1996 British TV series

Agent Z and the Penguin from Mars is a 1996 Children's BBC sitcom, based on the book of the same name by Mark Haddon.

The six-episode series followed the exploits of Ben Simpson, played by Duncan Barton, and his friends Barney, played by Andrew McKay, and Jenks, played by Reggie Yates, who together formed the "Crane Grove Gang", named after the street where they lived.

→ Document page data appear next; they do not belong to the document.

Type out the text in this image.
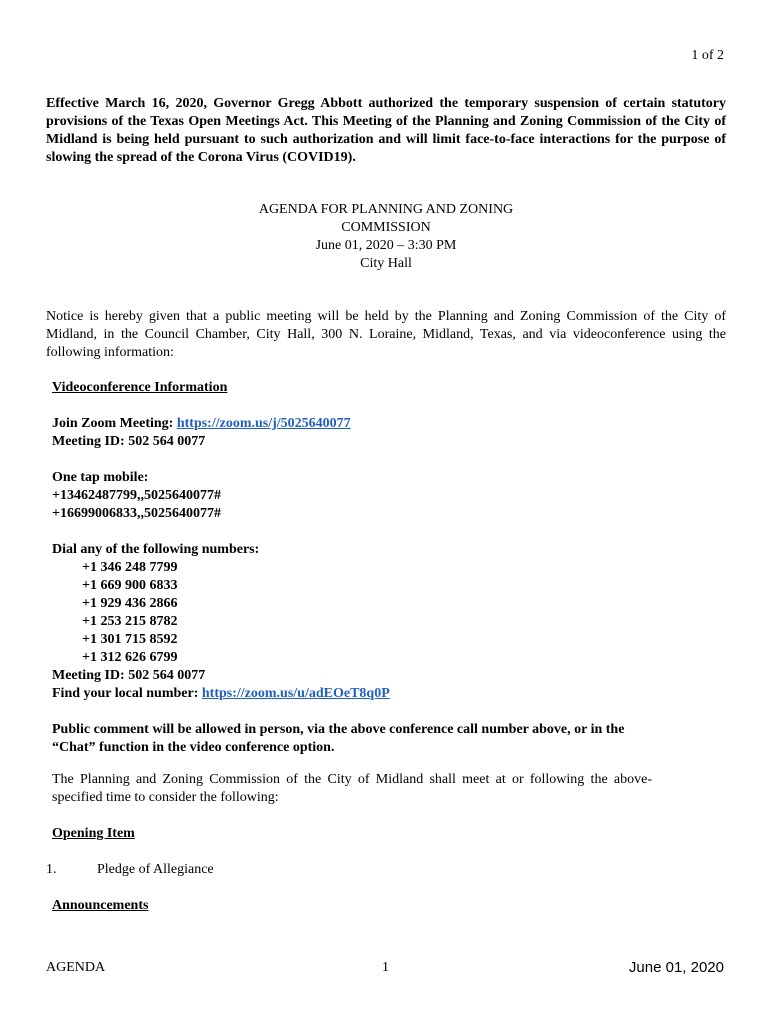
1 of 2
Effective March 16, 2020, Governor Gregg Abbott authorized the temporary suspension of certain statutory provisions of the Texas Open Meetings Act. This Meeting of the Planning and Zoning Commission of the City of Midland is being held pursuant to such authorization and will limit face-to-face interactions for the purpose of slowing the spread of the Corona Virus (COVID19).
AGENDA FOR PLANNING AND ZONING
COMMISSION
June 01, 2020 – 3:30 PM
City Hall
Notice is hereby given that a public meeting will be held by the Planning and Zoning Commission of the City of Midland, in the Council Chamber, City Hall, 300 N. Loraine, Midland, Texas, and via videoconference using the following information:
Videoconference Information
Join Zoom Meeting: https://zoom.us/j/5025640077
Meeting ID: 502 564 0077
One tap mobile:
+13462487799,,5025640077#
+16699006833,,5025640077#
Dial any of the following numbers:
+1 346 248 7799
+1 669 900 6833
+1 929 436 2866
+1 253 215 8782
+1 301 715 8592
+1 312 626 6799
Meeting ID: 502 564 0077
Find your local number: https://zoom.us/u/adEOeT8q0P
Public comment will be allowed in person, via the above conference call number above, or in the “Chat” function in the video conference option.
The Planning and Zoning Commission of the City of Midland shall meet at or following the above-specified time to consider the following:
Opening Item
1.	Pledge of Allegiance
Announcements
AGENDA	1	June 01, 2020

This was a society dedicated to playing ingenious practical jokes in an initiative called "Agent Z".

==Plot==
Following the arrival of an unpleasant and dull new astronomer neighbour Dennis Sidebottom, a supposed lottery winner, the gang plot their biggest ever practical joke: an elaborate conspiracy involving a penguin stolen from a supermarket Christmas display, an alien from Mars, a spaceship and a "message for mankind" carved on a meteorite.

The series also included a number of subplots, such as Ben's infatuation with Sidebottom's pianist daughter, Samantha, and the thieving activities of the Sidebottom's disturbing son, Tod – on one occasion he is caught shoplifting a large quantity of Dolly Parton albums.

It was also notable for its realisations of Ben's fevered imagination, which led to extravagant dream sequences, such as a recurring image of him as a millionaire, complete with a well-spoken butler called Finlay, and another featuring Sidebottom as a vampire.

==Broadcast==
The series was first shown on Wednesdays from 3 January 1996 to 7 February 1996. Although well received it has not been repeated, nor released to DVD, despite the renewed interest in the work of Mark Haddon following the publication of The Curious Incident of the Dog in the Night-Time.

Haddon said of his experience on creating the TV series: "The two lasting things I got from the experience were a) a plastic meteorite and b) a friendship with the producer, Marilyn Fox, which kick-started my script-writing career."